The people here are right to be wary – there are no strangers here. The City has been locked down – sealed on one side and consumed on the other. Ways in and out such as those I used are known to very, very few. Of course most of the survivors don’t realise this; they know it, deep down but how can you live in fear all of the time? They continue to live, for as long as they can and forget those who disappear and the streets where they used to play and work. The empty houses pass me by and I see a few souls making their way home from work, most likely in the power stations to judge by their clothing.
It’s a long way to the flat I keep here. I assume it is still there though my summons made no mention of it. My boss – I still call him that, though our relationship has not been one of employer and employee since we first met. But I don’t have any other useful way to refer to him. His name has all the wrong connotations for how I feel about him. Cedric is not a name to inspire respect, or fear. Both are deserved for my boss. His summons was short, terse even in its single word “Come”.
That I should be needed here again can only be bad news. Since my self-imposed exile I have dreamed of the City, feared it, made it into a monster. At first glance it doesn’t appear to merit that – it’s just another fading city, depopulated as so many are now. We came to fear the intimacy of society and spread out, back into the countryside and the compact communities which our species can cope with. Put us together for too long and we turn… bad. I know I did. This place is where it all started where it began to go wrong twenty years ago.

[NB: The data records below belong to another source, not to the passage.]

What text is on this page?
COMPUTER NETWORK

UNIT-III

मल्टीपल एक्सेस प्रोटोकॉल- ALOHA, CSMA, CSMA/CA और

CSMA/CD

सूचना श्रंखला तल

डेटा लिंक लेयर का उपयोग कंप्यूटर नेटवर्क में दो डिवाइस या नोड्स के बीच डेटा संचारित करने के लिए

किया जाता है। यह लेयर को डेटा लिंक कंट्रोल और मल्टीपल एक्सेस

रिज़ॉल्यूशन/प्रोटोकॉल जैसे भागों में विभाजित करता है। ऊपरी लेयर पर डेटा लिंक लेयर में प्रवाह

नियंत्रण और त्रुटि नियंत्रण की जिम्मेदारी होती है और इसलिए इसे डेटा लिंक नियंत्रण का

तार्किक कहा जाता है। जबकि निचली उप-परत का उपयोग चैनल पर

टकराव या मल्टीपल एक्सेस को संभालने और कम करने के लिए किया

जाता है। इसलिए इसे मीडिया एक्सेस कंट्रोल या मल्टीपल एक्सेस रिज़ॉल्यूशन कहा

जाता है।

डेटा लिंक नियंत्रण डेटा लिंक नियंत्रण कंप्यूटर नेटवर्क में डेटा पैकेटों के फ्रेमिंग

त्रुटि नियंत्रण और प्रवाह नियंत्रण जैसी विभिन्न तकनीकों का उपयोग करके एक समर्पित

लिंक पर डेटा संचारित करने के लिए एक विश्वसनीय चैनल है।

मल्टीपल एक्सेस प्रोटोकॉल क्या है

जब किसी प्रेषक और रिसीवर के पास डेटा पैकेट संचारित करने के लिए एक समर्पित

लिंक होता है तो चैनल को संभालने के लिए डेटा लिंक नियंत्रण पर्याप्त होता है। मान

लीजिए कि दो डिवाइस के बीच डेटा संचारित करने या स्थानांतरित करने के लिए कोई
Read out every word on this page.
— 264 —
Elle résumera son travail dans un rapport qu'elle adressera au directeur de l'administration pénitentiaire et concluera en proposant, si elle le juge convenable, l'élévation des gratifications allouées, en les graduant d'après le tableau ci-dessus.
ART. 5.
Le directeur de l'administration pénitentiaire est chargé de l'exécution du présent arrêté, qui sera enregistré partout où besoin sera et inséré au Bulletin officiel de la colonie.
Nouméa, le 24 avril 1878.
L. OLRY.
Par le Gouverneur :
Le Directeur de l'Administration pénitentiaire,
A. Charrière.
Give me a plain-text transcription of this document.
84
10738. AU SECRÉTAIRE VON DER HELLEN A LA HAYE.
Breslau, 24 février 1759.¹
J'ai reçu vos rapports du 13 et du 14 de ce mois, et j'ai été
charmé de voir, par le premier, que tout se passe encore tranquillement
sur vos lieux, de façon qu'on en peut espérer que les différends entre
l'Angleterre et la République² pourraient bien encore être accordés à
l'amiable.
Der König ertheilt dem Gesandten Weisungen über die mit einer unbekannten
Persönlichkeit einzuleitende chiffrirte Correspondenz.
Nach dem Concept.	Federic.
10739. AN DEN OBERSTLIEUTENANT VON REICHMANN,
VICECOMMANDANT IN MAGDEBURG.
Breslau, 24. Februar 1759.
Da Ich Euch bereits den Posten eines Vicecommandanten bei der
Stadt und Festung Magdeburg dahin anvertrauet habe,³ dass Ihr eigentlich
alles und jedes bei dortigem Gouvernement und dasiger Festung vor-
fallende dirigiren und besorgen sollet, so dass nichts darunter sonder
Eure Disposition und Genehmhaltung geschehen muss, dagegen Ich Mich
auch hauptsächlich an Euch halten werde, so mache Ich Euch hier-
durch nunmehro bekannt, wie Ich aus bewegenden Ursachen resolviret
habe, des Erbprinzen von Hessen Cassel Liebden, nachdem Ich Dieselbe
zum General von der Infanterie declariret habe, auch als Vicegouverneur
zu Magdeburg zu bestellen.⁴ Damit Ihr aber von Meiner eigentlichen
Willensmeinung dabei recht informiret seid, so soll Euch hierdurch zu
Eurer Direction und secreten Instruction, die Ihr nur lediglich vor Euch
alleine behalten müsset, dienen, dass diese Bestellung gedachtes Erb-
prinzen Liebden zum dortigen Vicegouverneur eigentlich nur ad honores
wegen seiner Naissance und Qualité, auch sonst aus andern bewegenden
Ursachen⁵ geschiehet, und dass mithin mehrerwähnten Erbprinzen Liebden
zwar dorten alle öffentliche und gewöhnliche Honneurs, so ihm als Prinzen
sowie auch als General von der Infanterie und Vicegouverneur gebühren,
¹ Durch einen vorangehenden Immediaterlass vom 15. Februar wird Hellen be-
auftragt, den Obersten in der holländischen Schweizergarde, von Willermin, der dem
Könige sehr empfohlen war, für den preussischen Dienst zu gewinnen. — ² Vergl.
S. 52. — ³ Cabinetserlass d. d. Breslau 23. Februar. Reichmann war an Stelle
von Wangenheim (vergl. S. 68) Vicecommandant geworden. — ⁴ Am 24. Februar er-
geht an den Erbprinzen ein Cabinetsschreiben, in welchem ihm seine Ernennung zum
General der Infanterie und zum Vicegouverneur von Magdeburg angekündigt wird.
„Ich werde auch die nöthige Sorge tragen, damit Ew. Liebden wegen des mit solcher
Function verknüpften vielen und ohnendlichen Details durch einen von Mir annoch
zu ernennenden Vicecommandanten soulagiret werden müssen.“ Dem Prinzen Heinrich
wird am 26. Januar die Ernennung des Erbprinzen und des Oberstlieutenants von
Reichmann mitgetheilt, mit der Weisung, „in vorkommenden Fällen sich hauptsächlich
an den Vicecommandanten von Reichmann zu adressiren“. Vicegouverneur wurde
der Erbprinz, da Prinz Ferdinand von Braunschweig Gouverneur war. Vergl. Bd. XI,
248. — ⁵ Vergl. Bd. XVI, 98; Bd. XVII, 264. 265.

I am thinking too much about our history and am not paying attention to my route. My feet know where to go. I pause briefly to look up at the moon which has risen while I crossed the City. It hangs, a ghostly impression on the slowly darkening sky. I’m sure that’s a sneer across its face. The sight makes me nervous, I should be inside before full dark.
Gazing at the moon I am startled by a sudden racket in the hedge that thrusts between the railings behind me. A volley of thrushes launches out of the greenery and wheels up into the sky – scant millimetres separate them and they fly impossibly fast, twisting and turning in tight loops before rocketing back into the hedge. I watch their aerial curlicues and count the runes they inscribe in the sky. A man nearby is staring at them too, alternating his attention between the birds me. I keep going.